また、現在上記の「高校スタート講座」に出席している生徒から「受験前に先生のブログを読んでおいてよかった」という声を聴きました。試験中失敗した科目があったらしいのですが、ブログの「最後の1点を取りに行け!」という言葉を思い出して気持ちを切り替えることが出来たそうです。

こちらこそ「ブログを書いてよかった」と思い、感謝したい気持ちになりました。

 

 

さて、掲題の件です。

「国語の問題は難しくなっている」というテーマは昨年の入試直前の2月に書いたものです。

私はその中で「論説文>作文>漢字・文法>古典>小説の順で、ここ数年難度が上がっている」という話をしました。

では、今年の問題はどうだったのでしょうか? 大問毎に見ていくことにしましょう。

 

大問① 小説 額賀澪氏の小説からの出題。例年同様「少年少女の成長物語」である。問題は、登場人物の心情の読み取り等同じパターンで、難度もここ数年と同等である。

 

大問② 漢字・文法 今年は文法問題で、いわゆる「文法の専門用語」を問う出題はなかった。漢字やほかの問題も例年同様。難度は昨年同等かやや下がったと言える。

 

大問③ 論説文 昨年は文化人類学的な問題文で「埼玉県公立高校入試問題史上最高水準の難問」であったが、今年の問題文は舟木亨氏の「マナーとルール」について比較した文章であった。難度は昨年に比較すると明らかに下げられていた。

 

大問④ 古典 優れた歌詠みに関する宮中でのやり取りを取り上げた「十訓抄」からの出題。短歌が挿入されているが、それに対する出題はなく、難度は例年レベルか若干低下したと考えられる。

 

大問⑤ 作文 小・中・高校生の読書量に関する調査結果を帯グラフにしたものを見て、「読書を推進するための取り組み」について書くというもの。条件は例年同様で、グラフの内容も把握しやすいため、問題の難度はやや低下したと考えられる。

 

 

こうして各問題を見てみますと、これまでの急激な高難度化の反動が来たと考えるべきでしょうか。

かつて1科目が40点満点だった頃、国語の平均点は60~70%程度で、5教科の中では最もよかったことが多かったのです。

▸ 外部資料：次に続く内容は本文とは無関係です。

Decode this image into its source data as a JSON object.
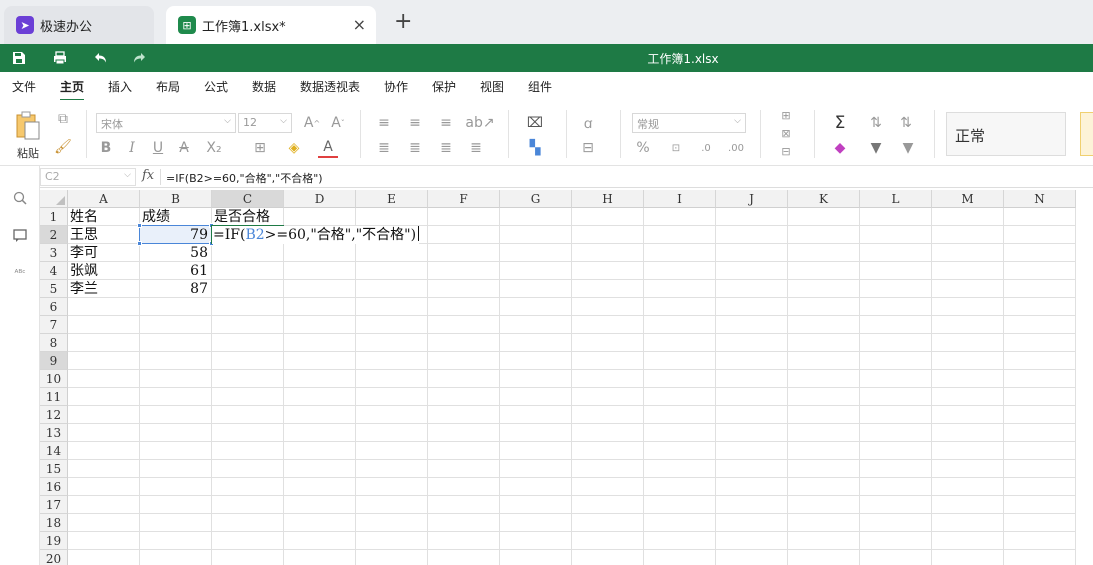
{
  "tabs": [
    {
      "label": "极速办公",
      "close": ""
    },
    {
      "label": "工作簿1.xlsx*",
      "close": "×"
    }
  ],
  "new_tab_symbol": "+",
  "title": "工作簿1.xlsx",
  "menu": [
    "文件",
    "主页",
    "插入",
    "布局",
    "公式",
    "数据",
    "数据透视表",
    "协作",
    "保护",
    "视图",
    "组件"
  ],
  "menu_active": "主页",
  "ribbon": {
    "paste_label": "粘贴",
    "font_name": "宋体",
    "font_size": "12",
    "number_format": "常规",
    "cell_style": "正常"
  },
  "formula_bar": {
    "name_box": "C2",
    "fx_label": "fx",
    "formula": "=IF(B2>=60,\"合格\",\"不合格\")"
  },
  "columns": [
    "A",
    "B",
    "C",
    "D",
    "E",
    "F",
    "G",
    "H",
    "I",
    "J",
    "K",
    "L",
    "M",
    "N"
  ],
  "rows": [
    "1",
    "2",
    "3",
    "4",
    "5",
    "6",
    "7",
    "8",
    "9",
    "10",
    "11",
    "12",
    "13",
    "14",
    "15",
    "16",
    "17",
    "18",
    "19",
    "20"
  ],
  "cells": {
    "A1": "姓名",
    "B1": "成绩",
    "C1": "是否合格",
    "A2": "王思",
    "B2": "79",
    "A3": "李可",
    "B3": "58",
    "A4": "张飒",
    "B4": "61",
    "A5": "李兰",
    "B5": "87"
  },
  "editor": {
    "prefix": "=IF(",
    "ref": "B2",
    "suffix": ">=60,\"合格\",\"不合格\")"
  },
  "colors": {
    "brand_green": "#1e7a45",
    "selection_blue": "#4a86d8"
  }
}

しかし、大学入試改革や英数の「学校選択問題」の導入などで、国語にもレベル・アップが求められてきたのですが、さすがに昨年度の平均点が辛うじて50%を超えたレベルまで下がったことで「性急に事を運びすぎた」ということになったのかもしれません。

 

まだ今回の入試の平均点や分析結果が出ていないので、先走りかもしれませんが、今後の国語の問題はこれ以上のレベル・ダウンを図ることはなく、現状の難度以上を維持し続けるものと考えられます。なぜならば英数の「学校選択問題」の採用と国語の問題高度化は2020年の大学入試改革を見越しての動きだからです。

 

さて、本日はここで終了です。なお、次回水曜日の定期更新はお休みさせていただきます。ご了承ください。